Para un examen de las diferentes escuelas de interpretación de Apocalipsis, véase Apocalipsis. Para una comprensión adecuada de ciertas profecías, hace falta darse cuenta de que comportan un cumplimiento progresivo, o varios cumplimientos progresivos y sucesivos. Por ejemplo, en Mt. 24 y Lc. 21, Jesús contempla en una misma panorámica dos acontecimientos semejantes, pero muy alejados en el tiempo; por una parte el sitio de Jerusalén en el 70 d.C. y los sufrimientos padecidos por los judíos. Por otra parte el último asedio de Jerusalén por parte del Anticristo y la gran tribulación de Israel (véase Tribulación [Gran]). Ello no tiene nada de sorprendente: si vemos a distancia un macizo montañoso, dos de sus cadenas pueden parecernos una sola; en realidad, podemos constatar al acercarnos que un profundo valle las separa. Es evidente que ciertas afirmaciones proféticas nos parecen oscuras, y sobre todo que su síntesis es difícil (los judíos se encontraban con fuertes dificultades, no comprendiendo el hecho de dos venidas separadas del Mesías, una primera en humillación, la segunda en gloria; particularmente, el pasaje de Is. 61:1–6 presenta este efecto de síntesis de eventos muy separados en el tiempo: los vv. 1–2a tratan de la primera venida del Señor, como lo prueba la cita que el Señor hace de esta subsección en Lc. 4:18–19, cfr. v. 21, en tanto que Is. 61:2b–6 se refiere «al día de venganza del Dios nuestro», el Día del Señor [véase Día de Jehová]).
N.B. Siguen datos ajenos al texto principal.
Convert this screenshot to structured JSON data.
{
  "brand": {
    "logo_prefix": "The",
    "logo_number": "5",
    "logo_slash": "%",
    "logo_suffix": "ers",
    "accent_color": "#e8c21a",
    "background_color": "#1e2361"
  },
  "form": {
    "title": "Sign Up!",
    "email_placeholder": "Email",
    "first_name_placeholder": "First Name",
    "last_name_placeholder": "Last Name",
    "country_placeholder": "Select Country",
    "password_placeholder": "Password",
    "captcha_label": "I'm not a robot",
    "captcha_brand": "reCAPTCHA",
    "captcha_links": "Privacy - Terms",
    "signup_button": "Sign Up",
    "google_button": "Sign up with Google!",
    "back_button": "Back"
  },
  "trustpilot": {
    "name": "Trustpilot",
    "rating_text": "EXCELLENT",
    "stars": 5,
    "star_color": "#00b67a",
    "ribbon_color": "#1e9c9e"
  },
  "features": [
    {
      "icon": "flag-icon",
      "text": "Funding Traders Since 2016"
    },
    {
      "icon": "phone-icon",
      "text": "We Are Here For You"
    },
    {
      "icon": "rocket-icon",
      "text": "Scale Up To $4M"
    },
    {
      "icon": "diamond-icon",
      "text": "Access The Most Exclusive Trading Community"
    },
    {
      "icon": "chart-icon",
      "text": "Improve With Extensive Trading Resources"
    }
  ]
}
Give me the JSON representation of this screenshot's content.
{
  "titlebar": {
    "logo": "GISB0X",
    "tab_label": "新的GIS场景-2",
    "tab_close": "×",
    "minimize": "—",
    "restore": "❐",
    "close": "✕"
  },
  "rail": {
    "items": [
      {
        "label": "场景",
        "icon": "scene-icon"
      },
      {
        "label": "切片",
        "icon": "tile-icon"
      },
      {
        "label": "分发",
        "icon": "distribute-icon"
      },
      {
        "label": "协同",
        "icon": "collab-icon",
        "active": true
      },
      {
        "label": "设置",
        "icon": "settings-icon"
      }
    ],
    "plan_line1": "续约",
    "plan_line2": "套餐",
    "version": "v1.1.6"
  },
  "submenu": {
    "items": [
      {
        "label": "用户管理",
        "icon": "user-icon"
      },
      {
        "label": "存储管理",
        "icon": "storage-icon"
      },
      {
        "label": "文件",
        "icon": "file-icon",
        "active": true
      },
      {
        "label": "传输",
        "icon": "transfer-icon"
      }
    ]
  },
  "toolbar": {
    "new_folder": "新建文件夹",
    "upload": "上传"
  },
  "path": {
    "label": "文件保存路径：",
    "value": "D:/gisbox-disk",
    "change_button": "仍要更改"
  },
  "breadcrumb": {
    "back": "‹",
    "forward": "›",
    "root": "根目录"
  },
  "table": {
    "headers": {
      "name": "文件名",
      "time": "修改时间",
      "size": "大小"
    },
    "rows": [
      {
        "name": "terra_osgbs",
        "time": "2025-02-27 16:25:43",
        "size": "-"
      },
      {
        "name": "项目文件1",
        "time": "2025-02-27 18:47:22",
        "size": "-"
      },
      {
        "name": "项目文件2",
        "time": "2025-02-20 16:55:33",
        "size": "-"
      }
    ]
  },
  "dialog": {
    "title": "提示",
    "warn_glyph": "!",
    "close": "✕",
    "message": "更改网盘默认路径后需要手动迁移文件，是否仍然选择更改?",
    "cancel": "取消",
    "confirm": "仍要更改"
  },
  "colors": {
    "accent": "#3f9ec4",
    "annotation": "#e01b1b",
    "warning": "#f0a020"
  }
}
La luz total no la tendremos hasta el cumplimiento integral del pan de Dios. Mientras tanto, sin pretender dogmatizar acerca de detalles, pero siguiendo con atención las grandes líneas de los propósitos de Dios, el creyente fiel se dejará conducir y corregir por el Señor en Su escudriñamiento de las Escrituras, sin olvidar que «el testimonio de Jesús es el espíritu de la profecía» (Ap. 19:10).